When McDonough arrived, the Blackhawks were a doormat both on and off the ice. They were chronically understaffed. Players were given wads of free tickets to give out to people they met around town. McDonough, who came over after two wildly successful decades with the Chicago Cubs, brought a sense of professionalism and accountability to the front office that had never been seen prior to that. He recruited sponsors, all the while convincing Blackhawk fans to dust off their sweaters and support the team. He helped fill the building, established a summer fan convention that was the envy of the league and repatriated former Blackhawk icons such as Bobby Hull, Stan Mikita and Tony Esposito.

Yes, the Blackhawks have fallen on hard times on the ice. And yes, mistakes have been made. But it’s hard to avoid that boom-bust cycle when you’re as good as the Blackhawks have been for as long as they have been. Wirtz’s 43-year-old son Daniel, who was an executive vice-president of the team, has been named interim president and the release said a search for a new president will be conducted immediately. That came as a surprise to one NHL executive. “Danny has been the heir apparent for a while now,” he said. “That’s been pretty well-known.”

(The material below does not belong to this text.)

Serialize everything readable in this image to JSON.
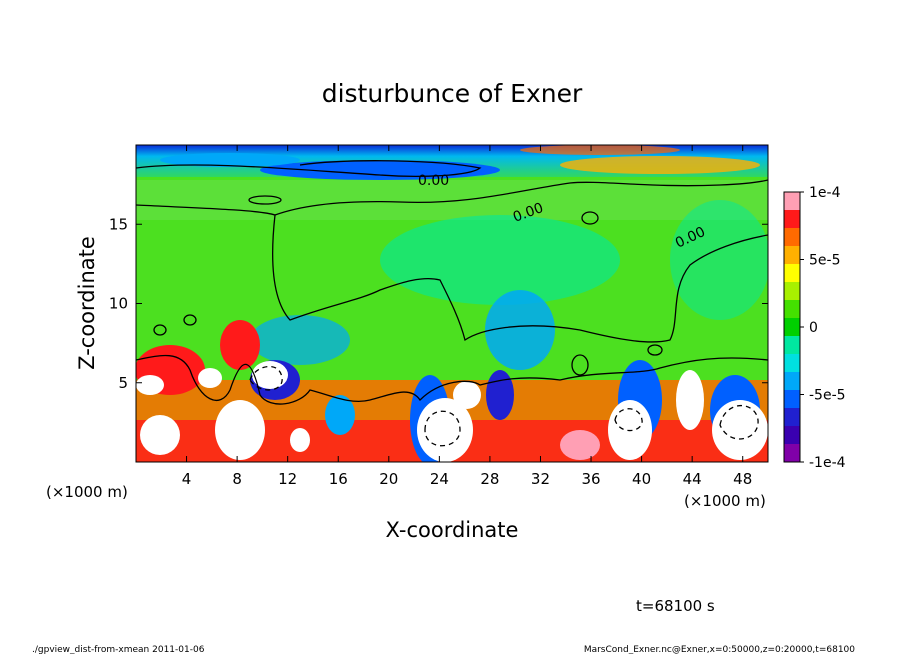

Perhaps after the search is complete, Daniel Wirtz will indeed be given the job on a permanent basis. With their fall in the standings over the past couple of years, there has been speculation that Bowman might be elevated to the role and be replaced as GM. Or they might go with someone with more of a hockey background. Ed Olczyk perhaps?

Whatever happens, one thing is fairly clear. The culture that John McDonough helped establish in Chicago is what led to his undoing. Losing is no longer accepted by a franchise that spent decades doing it. And when that happens, people are going to pay with their jobs.